The Esquenazi opinion closely tracks the government’s past approach to bringing enforcement actions. The factors cited as evidence of “control” or “public function” substantially overlap with—and are often identical to— factors cited in the DOJ and SEC’s joint Resource Guide to the U.S. Foreign Corrupt Practices Act (Resource Guide).10

The Resource Guide reflects the U.S. enforcement agencies’ position that many governments “operate through state-owned and state-controlled entities, particularly in such areas as aerospace and defense manufacturing, banking and finance, healthcare and life sciences, energy and extractive industries, telecommunications, and transportation.”11 Consistent with this view, the government has not been shy about bringing actions involving corrupt payments to doctors in state-owned hospitals,12 officials of electric utility companies,13 and employees of oil exploration companies.14

The Eleventh Circuit’s opinion is therefore not likely to significantly change the nature of government enforcement actions. Its main effect will be to cement the government’s position and perhaps embolden it to bring similar actions in the future. For companies that may have previously questioned whether the government’s approach was too broad, the ruling also sets down a marker legitimating that approach and bolstering the factors DOJ and SEC have previously relied in assessing what entities constitute foreign government instrumentalities. Companies conducting business abroad should familiarize themselves with the Resource Guide’s discussion of state-owned enterprises in conjunction with studying the Esquenazi opinion.

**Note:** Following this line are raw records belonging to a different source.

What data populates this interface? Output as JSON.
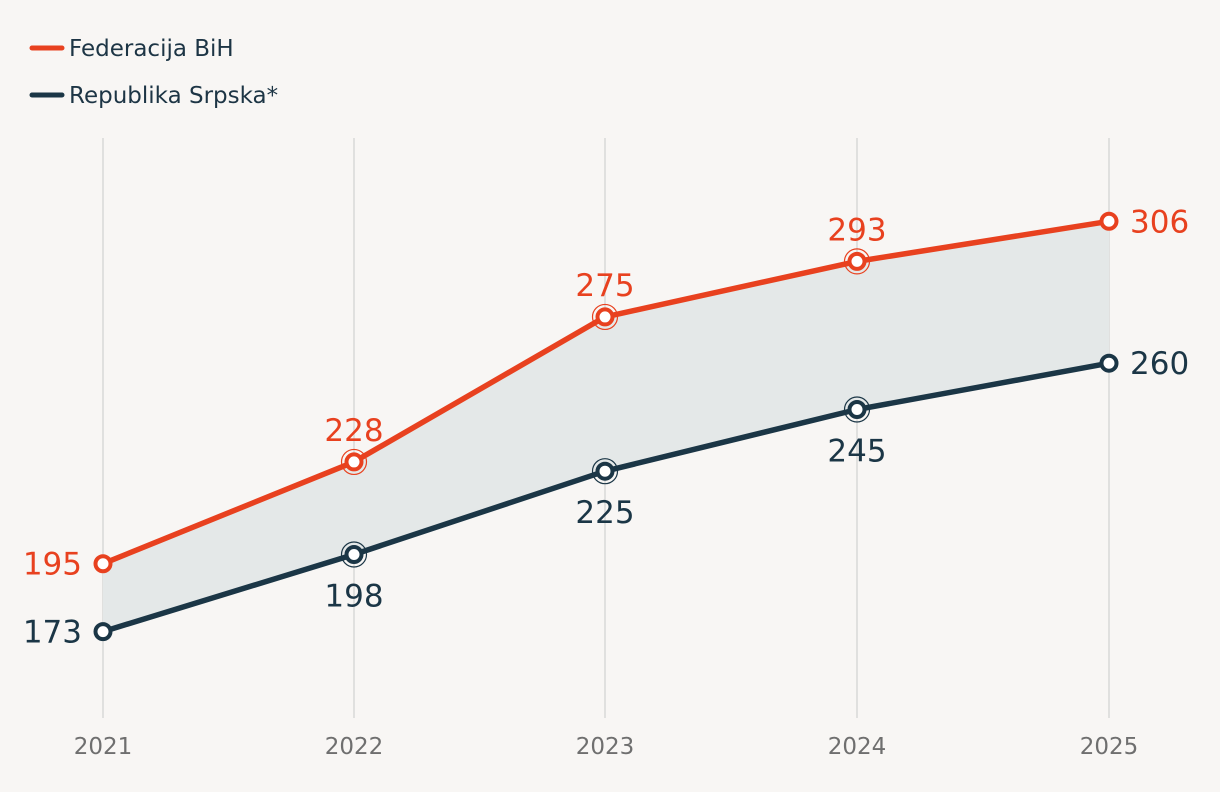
{
  "chart_data": {
    "type": "line",
    "categories": [
      "2021",
      "2022",
      "2023",
      "2024",
      "2025"
    ],
    "series": [
      {
        "name": "Federacija BiH",
        "color": "#e8411f",
        "values": [
          195,
          228,
          275,
          293,
          306
        ]
      },
      {
        "name": "Republika Srpska*",
        "color": "#1b3646",
        "values": [
          173,
          198,
          225,
          245,
          260
        ]
      }
    ],
    "band_fill": "#e4e8e8",
    "gridline_color": "#d6d6d6",
    "ylim": [
      145,
      333
    ],
    "grid": "vertical",
    "legend_position": "top-left",
    "title": "",
    "xlabel": "",
    "ylabel": ""
  }
}
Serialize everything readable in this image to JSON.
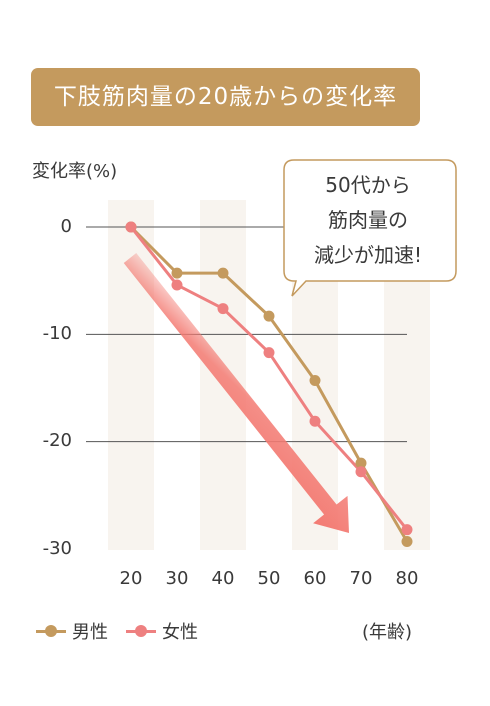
{
  "title": "下肢筋肉量の20歳からの変化率",
  "colors": {
    "male": "#c49a5e",
    "female": "#ee8080",
    "band": "#f8f4ef",
    "arrow": "#f37a72"
  },
  "chart_data": {
    "type": "line",
    "ylabel": "変化率(%)",
    "xlabel": "(年齢)",
    "x": [
      20,
      30,
      40,
      50,
      60,
      70,
      80
    ],
    "xticks": [
      "20",
      "30",
      "40",
      "50",
      "60",
      "70",
      "80"
    ],
    "yticks": [
      "0",
      "-10",
      "-20",
      "-30"
    ],
    "ylim": [
      -30,
      0
    ],
    "grid": true,
    "legend_position": "bottom-left",
    "series": [
      {
        "name": "男性",
        "color": "#c49a5e",
        "values": [
          0,
          -4.3,
          -4.3,
          -8.3,
          -14.3,
          -22.0,
          -29.3
        ]
      },
      {
        "name": "女性",
        "color": "#ee8080",
        "values": [
          0,
          -5.4,
          -7.6,
          -11.7,
          -18.1,
          -22.8,
          -28.2
        ]
      }
    ],
    "annotation": [
      "50代から",
      "筋肉量の",
      "減少が加速!"
    ]
  }
}
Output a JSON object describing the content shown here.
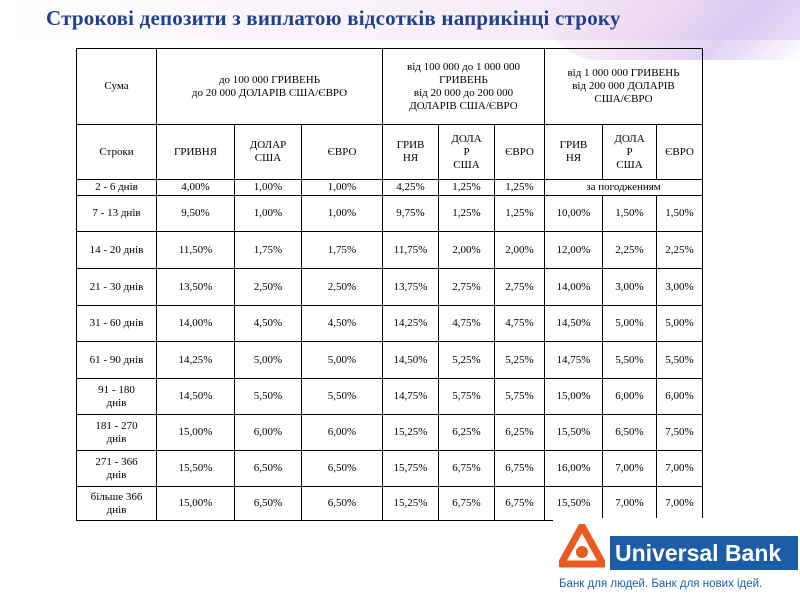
{
  "title": "Строкові депозити з виплатою відсотків наприкінці строку",
  "table": {
    "header1": {
      "sum_label": "Сума",
      "group1": [
        "до 100 000 ГРИВЕНЬ",
        "до 20 000 ДОЛАРІВ США/ЄВРО"
      ],
      "group2": [
        "від 100 000 до 1 000 000",
        "ГРИВЕНЬ",
        "від 20 000 до 200 000",
        "ДОЛАРІВ США/ЄВРО"
      ],
      "group3": [
        "від 1 000 000 ГРИВЕНЬ",
        "від 200 000 ДОЛАРІВ",
        "США/ЄВРО"
      ]
    },
    "header2": {
      "terms_label": "Строки",
      "group1": [
        [
          "ГРИВНЯ"
        ],
        [
          "ДОЛАР",
          "США"
        ],
        [
          "ЄВРО"
        ]
      ],
      "group2": [
        [
          "ГРИВ",
          "НЯ"
        ],
        [
          "ДОЛА",
          "Р",
          "США"
        ],
        [
          "ЄВРО"
        ]
      ],
      "group3": [
        [
          "ГРИВ",
          "НЯ"
        ],
        [
          "ДОЛА",
          "Р",
          "США"
        ],
        [
          "ЄВРО"
        ]
      ]
    },
    "negotiated_label": "за погодженням",
    "rows": [
      {
        "term": [
          "2 - 6 днів"
        ],
        "values": [
          "4,00%",
          "1,00%",
          "1,00%",
          "4,25%",
          "1,25%",
          "1,25%"
        ]
      },
      {
        "term": [
          "7 - 13 днів"
        ],
        "values": [
          "9,50%",
          "1,00%",
          "1,00%",
          "9,75%",
          "1,25%",
          "1,25%",
          "10,00%",
          "1,50%",
          "1,50%"
        ]
      },
      {
        "term": [
          "14 - 20 днів"
        ],
        "values": [
          "11,50%",
          "1,75%",
          "1,75%",
          "11,75%",
          "2,00%",
          "2,00%",
          "12,00%",
          "2,25%",
          "2,25%"
        ]
      },
      {
        "term": [
          "21 - 30 днів"
        ],
        "values": [
          "13,50%",
          "2,50%",
          "2,50%",
          "13,75%",
          "2,75%",
          "2,75%",
          "14,00%",
          "3,00%",
          "3,00%"
        ]
      },
      {
        "term": [
          "31 - 60 днів"
        ],
        "values": [
          "14,00%",
          "4,50%",
          "4,50%",
          "14,25%",
          "4,75%",
          "4,75%",
          "14,50%",
          "5,00%",
          "5,00%"
        ]
      },
      {
        "term": [
          "61 - 90 днів"
        ],
        "values": [
          "14,25%",
          "5,00%",
          "5,00%",
          "14,50%",
          "5,25%",
          "5,25%",
          "14,75%",
          "5,50%",
          "5,50%"
        ]
      },
      {
        "term": [
          "91 - 180",
          "днів"
        ],
        "values": [
          "14,50%",
          "5,50%",
          "5,50%",
          "14,75%",
          "5,75%",
          "5,75%",
          "15,00%",
          "6,00%",
          "6,00%"
        ]
      },
      {
        "term": [
          "181 - 270",
          "днів"
        ],
        "values": [
          "15,00%",
          "6,00%",
          "6,00%",
          "15,25%",
          "6,25%",
          "6,25%",
          "15,50%",
          "6,50%",
          "7,50%"
        ]
      },
      {
        "term": [
          "271 - 366",
          "днів"
        ],
        "values": [
          "15,50%",
          "6,50%",
          "6,50%",
          "15,75%",
          "6,75%",
          "6,75%",
          "16,00%",
          "7,00%",
          "7,00%"
        ]
      },
      {
        "term": [
          "більше 366",
          "днів"
        ],
        "values": [
          "15,00%",
          "6,50%",
          "6,50%",
          "15,25%",
          "6,75%",
          "6,75%",
          "15,50%",
          "7,00%",
          "7,00%"
        ]
      }
    ]
  },
  "logo": {
    "name": "Universal Bank",
    "tagline": "Банк для людей. Банк для нових ідей.",
    "brand_color": "#1d5da8",
    "accent_color": "#e85a1e"
  }
}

A final noteworthy point about the Eleventh Circuit’s opinion is its frequent reliance on international treaty obligations in interpreting the FCPA. In 1998, the United States ratified the Organization for Economic Cooperation and Development’s Convention on Combating Bribery of Foreign Public Officials in International Business Transactions (OECD Convention). The same year, Congress amended the FCPA to bring it in line with the United States’ obligations under the convention.

Based on this history, the Court reasoned that the Act should be construed to be compliant with the OECD Convention’s prohibition of bribes paid to officials of “public enterprises.” The commentaries to the OECD Convention explain that “[a] ‘public enterprise’ is any enterprise, regardless of its legal form, over which a government , or governments, may, directly or indirectly, exercise a dominant influence.”15 Although the 1998 amendments to the FCPA did not alter the definition of “instrumentality,” the Court reasoned that Congress must have understood the term to sweep broadly enough to conform with the scope of the OECD Convention mandate: “We are thus constrained to interpret ‘instrumentality’ under the FCPA so as to reach the types of officials the United States agreed to stop domestic interests from bribing when it ratified the OECD Convention.”16

As the Eleventh Circuit noted, it is not the first court of appeals to rely on the OECD Convention in interpreting the FCPA. The Fifth Circuit used a similar analysis in United States v. Kay17 when it concluded that the Act’s prohibition of bribery for the purpose of “obtaining or retaining business” should be read broadly in conformance with the OECD Convention’s ban on bribes offered in return for any “improper advantage.” Thus, the Kay Court reasoned the FCPA reached more than bribes paid in order to obtain a contract; it also outlawed efforts to evade customs duties or other taxes.

Given the lack of reported decisions construing the FCPA, the Kay and Esquenazi decisions suggest that the OECD Convention is a potentially important source of authority for resolving ambiguities in the Act. Companies may be well advised therefore to familiarize themselves with the convention and the United States’ obligations thereunder.